Sortons un instant des temps sombres pour raconter une petite histoire. Après tout, c’est un professeur au Collège de France qui nous y engage. Patrick Boucheron a fait paraître(le 5 octobre !) un essai écrit à la première personne intitulé « Le temps qui reste » (Seuil), méditation sur les catastrophes climatique et politique dont nous sommes les témoins et malgré nous les acteurs. Dans ce court texte qui cherche dans les recoins de la culture européenne de quoi nous extraire du « fatalisme catastrophé », l’historien en vient à commenter un article que Stefan Zweig écrit en 1941. Le Viennois y campe une scène aussi simple qu’en apparence légère. Nous sommes le jour de l’exécution de Louis XVI place de la Révolution, actuelle place de la Concorde. Quelques pêcheurs sont là. Les yeux rivés sur le bouchon qui flotte dans les remous de la Seine, ils tournent le dos au spectacle « alors, écrit-il, que l’acclamation de la foule signalait que venait de s’accomplir le plus grand événement qu’ait connu l’Histoire de leur pays ». Cette histoire rapportée, qui se découpe dans nos imaginaires comme un petit tableau de genre, a laissé d’abord le jeune Stefan incrédule. Comment ne pas se sentir concerné par la marche du monde ? Comment résolument lui tourner le dos ?
En 1941, tout a changé, et pour l’Europe et pour lui. Zweig comprend la fable tout autrement : après tout, ces pêcheurs vivaient depuis 4 ans déjà dans les aléas de la Révolution. Et ils savaient d’expérience que les hommes n’ont qu’un cœur, « un petit cœur étroit qui ne peut enfermer qu’une certaine dose de malheur ». Et l’écrivain de rajouter : « Ce n’est pas nous qui sommes trop peu sensibles, non, c’est qu’il se passe trop de choses en ces “temps historiques” ». Il est difficile de ne pas entendre dans ces quelques lignes une leçon de vie que Zweig ne s’est pas appliquée à lui-même – épuisé par son impuissance devant l’horreur du monde, il s’est suicidé en 1942. C’est pourtant une belle idée qu’il nous lègue, comme la permission d’une respiration, l’offre d’un instant de révolte contre une noirceur souveraine. Quand le ciel est bas, l’ambiance lourde, il est humain de chercher à amortir le choc, de ne rentrer qu’avec parcimonie dans l’horreur des temps, de ne pas se noyer dans la fascination de la catastrophe.
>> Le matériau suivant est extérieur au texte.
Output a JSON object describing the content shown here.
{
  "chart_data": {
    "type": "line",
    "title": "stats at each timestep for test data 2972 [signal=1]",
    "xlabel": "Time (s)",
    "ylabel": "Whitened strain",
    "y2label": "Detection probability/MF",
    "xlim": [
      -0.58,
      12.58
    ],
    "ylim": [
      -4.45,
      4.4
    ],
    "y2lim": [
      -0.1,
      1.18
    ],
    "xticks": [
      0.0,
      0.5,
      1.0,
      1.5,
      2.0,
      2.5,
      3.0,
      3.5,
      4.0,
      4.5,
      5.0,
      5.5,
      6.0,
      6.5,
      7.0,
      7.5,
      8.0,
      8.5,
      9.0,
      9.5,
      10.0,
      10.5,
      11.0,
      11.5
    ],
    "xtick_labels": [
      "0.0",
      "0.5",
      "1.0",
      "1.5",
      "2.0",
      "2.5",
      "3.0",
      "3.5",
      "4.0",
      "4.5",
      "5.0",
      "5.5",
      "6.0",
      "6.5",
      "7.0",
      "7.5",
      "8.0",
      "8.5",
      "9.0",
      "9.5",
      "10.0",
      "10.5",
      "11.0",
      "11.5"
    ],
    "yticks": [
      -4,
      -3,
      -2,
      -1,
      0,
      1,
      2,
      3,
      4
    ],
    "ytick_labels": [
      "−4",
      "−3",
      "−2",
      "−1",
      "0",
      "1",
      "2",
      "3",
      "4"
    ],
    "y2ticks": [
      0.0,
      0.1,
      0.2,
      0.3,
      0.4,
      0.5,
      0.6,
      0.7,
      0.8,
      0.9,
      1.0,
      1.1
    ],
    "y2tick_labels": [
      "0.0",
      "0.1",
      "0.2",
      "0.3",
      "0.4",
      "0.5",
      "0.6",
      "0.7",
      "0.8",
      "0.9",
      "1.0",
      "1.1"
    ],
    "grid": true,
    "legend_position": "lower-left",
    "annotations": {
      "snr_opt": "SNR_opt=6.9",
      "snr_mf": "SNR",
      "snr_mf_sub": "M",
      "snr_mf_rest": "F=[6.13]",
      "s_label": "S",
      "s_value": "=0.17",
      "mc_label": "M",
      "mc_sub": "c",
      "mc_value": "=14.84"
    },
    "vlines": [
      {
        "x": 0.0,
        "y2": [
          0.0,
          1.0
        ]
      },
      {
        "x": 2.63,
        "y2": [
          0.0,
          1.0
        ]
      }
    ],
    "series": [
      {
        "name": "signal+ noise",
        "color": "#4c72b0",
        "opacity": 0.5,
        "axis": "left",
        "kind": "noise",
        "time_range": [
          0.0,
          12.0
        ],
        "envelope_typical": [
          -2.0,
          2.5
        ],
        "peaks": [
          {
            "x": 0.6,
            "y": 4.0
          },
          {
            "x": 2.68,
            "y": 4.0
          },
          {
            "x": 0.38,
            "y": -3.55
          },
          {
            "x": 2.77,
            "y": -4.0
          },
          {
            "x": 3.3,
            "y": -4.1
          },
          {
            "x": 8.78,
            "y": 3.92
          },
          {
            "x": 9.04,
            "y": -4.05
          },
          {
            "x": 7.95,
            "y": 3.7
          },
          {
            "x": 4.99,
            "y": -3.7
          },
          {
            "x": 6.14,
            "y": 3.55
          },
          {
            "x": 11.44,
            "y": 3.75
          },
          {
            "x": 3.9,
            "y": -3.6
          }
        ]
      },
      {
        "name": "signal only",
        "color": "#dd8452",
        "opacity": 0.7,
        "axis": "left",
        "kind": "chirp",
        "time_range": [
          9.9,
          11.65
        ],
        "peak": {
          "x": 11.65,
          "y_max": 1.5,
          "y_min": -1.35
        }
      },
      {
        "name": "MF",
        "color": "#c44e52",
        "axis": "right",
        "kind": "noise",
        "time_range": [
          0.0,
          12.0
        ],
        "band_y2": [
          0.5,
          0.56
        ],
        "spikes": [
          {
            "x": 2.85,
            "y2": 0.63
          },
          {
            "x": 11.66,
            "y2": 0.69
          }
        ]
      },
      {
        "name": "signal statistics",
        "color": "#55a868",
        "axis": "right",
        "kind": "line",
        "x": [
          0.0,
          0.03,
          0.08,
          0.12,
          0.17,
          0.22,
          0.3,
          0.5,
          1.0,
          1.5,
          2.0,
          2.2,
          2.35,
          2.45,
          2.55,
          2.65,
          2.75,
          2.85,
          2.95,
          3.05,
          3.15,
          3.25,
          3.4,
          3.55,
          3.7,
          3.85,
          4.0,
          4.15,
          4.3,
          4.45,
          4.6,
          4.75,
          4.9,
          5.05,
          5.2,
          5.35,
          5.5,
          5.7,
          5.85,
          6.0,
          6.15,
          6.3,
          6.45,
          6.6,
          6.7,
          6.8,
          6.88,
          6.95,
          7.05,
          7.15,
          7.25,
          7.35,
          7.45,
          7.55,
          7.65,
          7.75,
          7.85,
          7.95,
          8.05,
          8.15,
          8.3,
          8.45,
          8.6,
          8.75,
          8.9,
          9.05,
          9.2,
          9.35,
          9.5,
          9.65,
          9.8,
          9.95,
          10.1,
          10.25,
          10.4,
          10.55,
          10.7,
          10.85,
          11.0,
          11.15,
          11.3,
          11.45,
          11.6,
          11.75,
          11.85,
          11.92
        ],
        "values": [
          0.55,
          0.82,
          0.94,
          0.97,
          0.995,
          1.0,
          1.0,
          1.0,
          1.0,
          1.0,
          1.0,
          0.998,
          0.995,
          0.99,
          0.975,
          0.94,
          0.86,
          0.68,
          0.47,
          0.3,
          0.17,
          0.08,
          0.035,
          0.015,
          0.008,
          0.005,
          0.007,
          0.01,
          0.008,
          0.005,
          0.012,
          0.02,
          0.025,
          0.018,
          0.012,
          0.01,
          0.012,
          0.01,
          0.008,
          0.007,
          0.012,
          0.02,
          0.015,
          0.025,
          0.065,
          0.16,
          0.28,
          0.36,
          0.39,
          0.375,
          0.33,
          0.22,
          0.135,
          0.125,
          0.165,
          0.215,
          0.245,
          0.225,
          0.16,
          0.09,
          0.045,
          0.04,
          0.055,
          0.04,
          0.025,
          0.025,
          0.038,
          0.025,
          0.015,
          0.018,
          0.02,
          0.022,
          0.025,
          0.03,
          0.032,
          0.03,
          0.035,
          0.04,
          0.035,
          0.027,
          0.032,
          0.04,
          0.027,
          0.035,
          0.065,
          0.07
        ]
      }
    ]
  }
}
Patrick Boucheron le dit en ces termes : « si les pêcheurs du bord de Seine détournent le regard, ils ont peut-être leurs raisons, et pas seulement celles, égoïstes et frivoles, de s’abandonner à leurs petites affaires. Ce n’est pas parce qu’ils sont indifférents ou désœuvrés, non, c’est qu’ils ont décidé de regarder ailleurs. Ils n’ont pas pour autant le regard dans le vide. Ce qu’ils voient ? La possibilité, plutôt que de mourir d’avance du temps qui reste, de vivre le reste du temps ». Ne pas anticiper les malheurs pour ne pas s’y soumettre trop facilement, et tenter ainsi, comme le dit Hugo, d’« étonner la catastrophe ».